$10M in NINDS Grants Will Support CMT Biomarkers Project at URMC
Some $10 million in National Institute of Neurological Disorders and Stroke (NINDS) grants aimed at accelerating clinical trials in rare neurological disorders will support a Charcot-Marie-Tooth (CMT) disease biomarkers project.
Funding comes from NINDS’ Clinical Trial Readiness for Rare Neurological and Neuromuscular Diseases program, established to back investigations focused on developing next-generation treatments, including gene replacement therapies.
The CMT program is led by prominent University of Rochester Medical Center (URMC) neurologist David Herrmann, whose work focuses on new gene identification for inherited neuropathies, development of new neuropathy outcome measures, and biomarkers and experimental treatments. It also will involve an international team of scientists and clinicians.
The program’s overarching mission is to create a host of biomarkers and patient-centered measures of meaningful functional improvement that can be used in clinical investigations. Most clinical studies have measured outcomes using the Charcot-Marie-Tooth neuropathy score (CMTNS), which includes symptoms, signs and neurophysiology tests.

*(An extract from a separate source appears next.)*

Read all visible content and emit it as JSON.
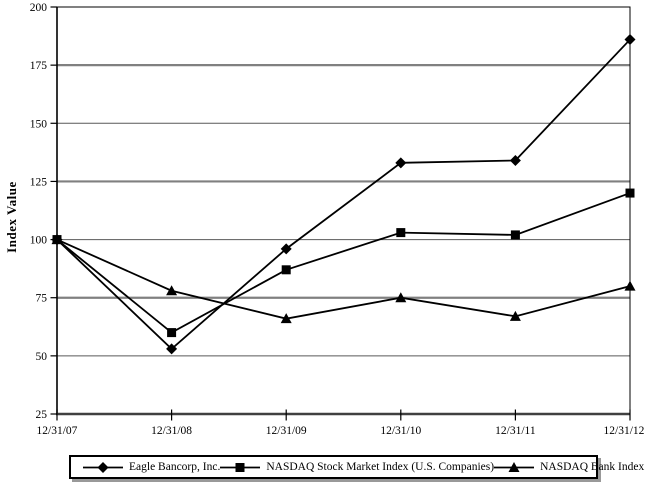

“For many neurological diseases, there is a lack of preparedness to run the highest quality clinical trials,” Herrmann, who heads the URMC Neuromuscular Disease Center, said in a press release. “This includes making sure that you have teams in place and ways to effectively measure the effect of a new drug. And because you’re dealing with a rare disease, getting enough patients into a trial is often a challenge.”
Specifically, Herrmann’s team will be assessing a clinical outcomes tool, and imaging technologies, that gauge the integrity and density of muscle tissue and nerve endings.
In addition to URMC scientists, the project will include researchers from the University of Iowa, the University of Pennsylvania, the University of Sydney in Australia, University College London in the U.K., and the Carlo Besta Neurological Institute in Milan, Italy.
Herrmann and other researchers have been developing CMT-FOM — the Charcot-Marie-Tooth Functional Outcome Measure — a performance-based outcome assessment that measures limitations in functional abilities in adult patients.
As outlined in an article published in the journal Neurology last October, researchers studied the feasibility, reliability, and validity of the tool using 43 CMT1A patients whose disease states varied in severity. The study demonstrated that CMT-FOM “appears to be reliable,” and is well-tolerated in an adult CMT1A group matching those likely to enter upcoming clinical trials.
That article said longitudinal studies that would further examine the psychometric properties of the CMT-FOM, and its responsiveness to change, were needed before the assessment’s application in therapeutic trials.
Affecting roughly 2.6 million individuals globally, CMT causes loss of normal function and sensation in the lower legs, feet, hands, and arms. While there is no cure, a greater understanding of the genes that cause CMT has led scientists to begin developing therapies that could prevent or treat CMT.
The NINDS grants also will fund an URMC research program focused on juvenile neuronal ceroid lipofuscinosis (CLN3 disease), the most prevalent form of a family of neurological disorders known as Batten disease.